El hombre de la CIA se levantó de su asiento para encender la pantalla de plasma y el reproductor de DVD.
—¿De veras lo cree? Entonces, vea esta entrevista que concedió el general Alexander Lebed, que por aquella época era consejero del presidente Borís Yeltsin, al programa
60 Minutes
de la CBS.
Bellamy apretó un botón del reproductor, la pantalla se iluminó y apareció la figura del general ruso sentado en una silla. Delante de Lebed se encontraba el entrevistador Steve Kroft. La introducción, narrada por Kroft, mencionaba que se desconocía el paradero de bombas nucleares soviéticas de una kilotonelada, bombas del tamaño de un maletín de ejecutivo. Las voces de Kroft y Lebed irrumpieron por los altavoces conectados al reproductor.
—¿Cree que sus armas de destrucción masiva están seguras e inventariadas? —preguntó el entrevistador.

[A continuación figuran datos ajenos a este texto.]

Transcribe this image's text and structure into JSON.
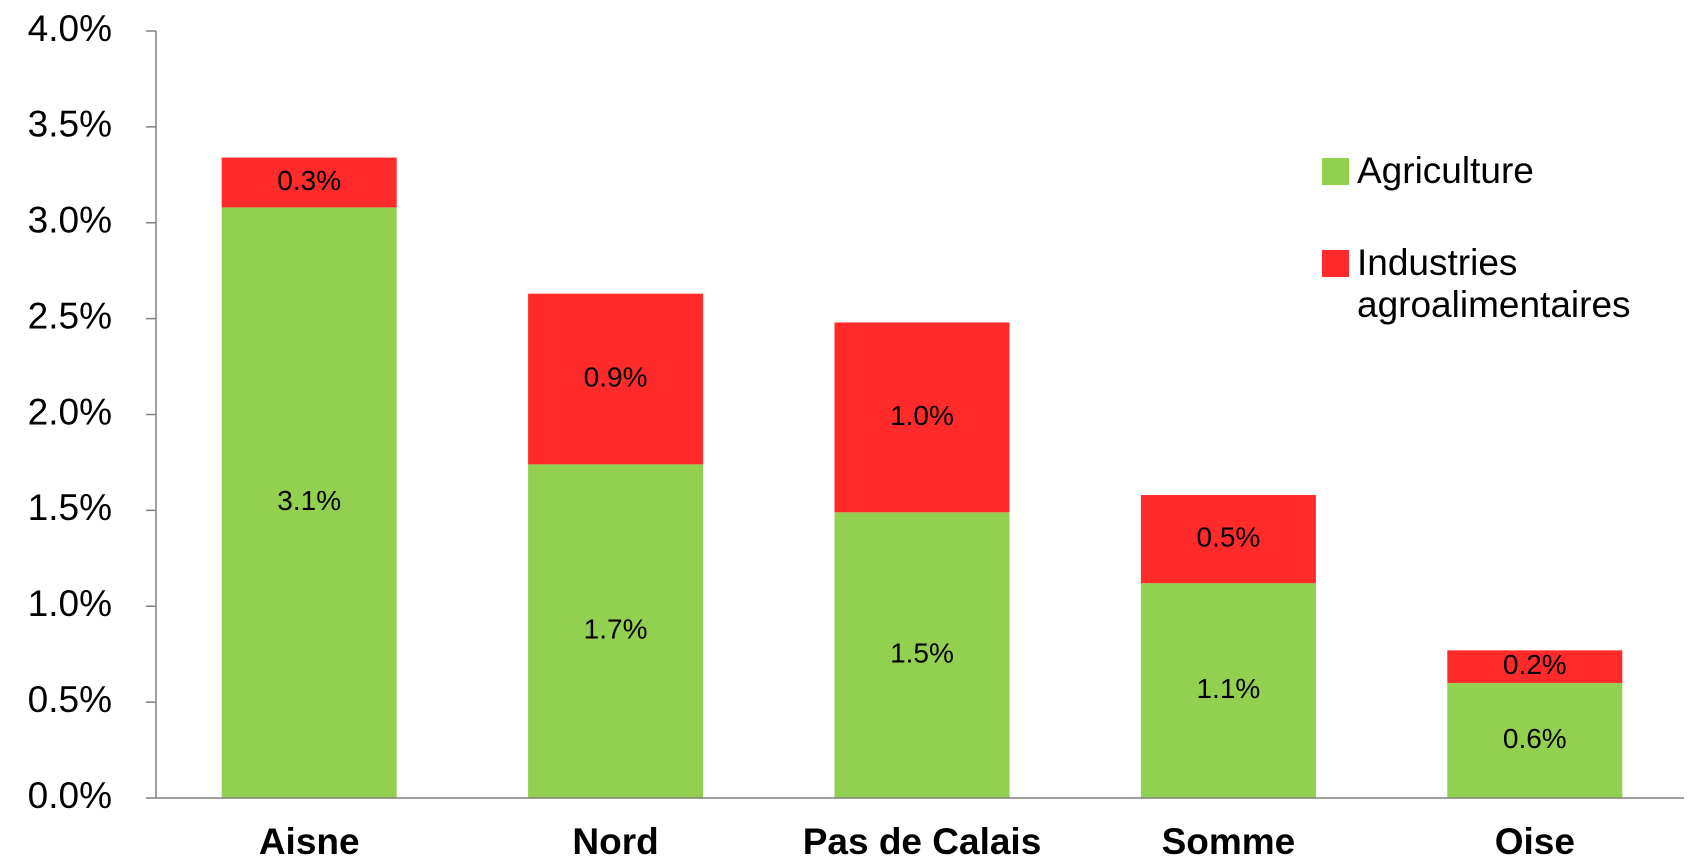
{
  "chart_data": {
    "type": "stacked_bar",
    "categories": [
      "Aisne",
      "Nord",
      "Pas de Calais",
      "Somme",
      "Oise"
    ],
    "series": [
      {
        "name": "Agriculture",
        "color": "#92d050",
        "values": [
          3.08,
          1.74,
          1.49,
          1.12,
          0.6
        ],
        "value_labels": [
          "3.1%",
          "1.7%",
          "1.5%",
          "1.1%",
          "0.6%"
        ]
      },
      {
        "name": "Industries agroalimentaires",
        "color": "#ff2a2a",
        "values": [
          0.26,
          0.89,
          0.99,
          0.46,
          0.17
        ],
        "value_labels": [
          "0.3%",
          "0.9%",
          "1.0%",
          "0.5%",
          "0.2%"
        ]
      }
    ],
    "ylim": [
      0,
      4
    ],
    "yticks": [
      {
        "value": 0,
        "label": "0.0%"
      },
      {
        "value": 0.5,
        "label": "0.5%"
      },
      {
        "value": 1,
        "label": "1.0%"
      },
      {
        "value": 1.5,
        "label": "1.5%"
      },
      {
        "value": 2,
        "label": "2.0%"
      },
      {
        "value": 2.5,
        "label": "2.5%"
      },
      {
        "value": 3,
        "label": "3.0%"
      },
      {
        "value": 3.5,
        "label": "3.5%"
      },
      {
        "value": 4,
        "label": "4.0%"
      }
    ],
    "legend": "right",
    "grid": false
  }
}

—Ni mucho menos —respondió Lebed—. Ni mucho menos.
—Sería fácil robar una de ellas.
—Tienen el tamaño de un maletín.
—¿Es posible meter una bomba en un maletín y salir con ella?
—La propia bomba tiene forma de maletín. En realidad, es un maletín. Pero también se puede meter en un maletín, si se quiere.
—Pero ya es un maletín.
—Sí.
—Entonces, ¿podría pasearme por las calles de Moscú, Washington o Nueva York y la gente pensaría que sólo llevo un maletín?
—Sí, sin duda alguna.
—¿Es fácil detonar una bomba así?
Lebed reflexionó durante un instante.
—Bastarían veinte o treinta minutos.
—Pero ¿no son necesarios códigos secretos del Kremlin o cosas de ese tipo?
—No.
—¿Y dice usted que hay un número significativo de estas bombas que han desaparecido y que nadie sabe dónde están?
—Sí, más de un centenar.
—¿Dónde se encuentran?
—Algunas en Georgia, otras en Ucrania, en los países bálticos, ¿quién sabe? Tal vez algunas incluso estén fuera ya de estos países. Sólo hace falta una persona para hacer estallar una bomba nuclear.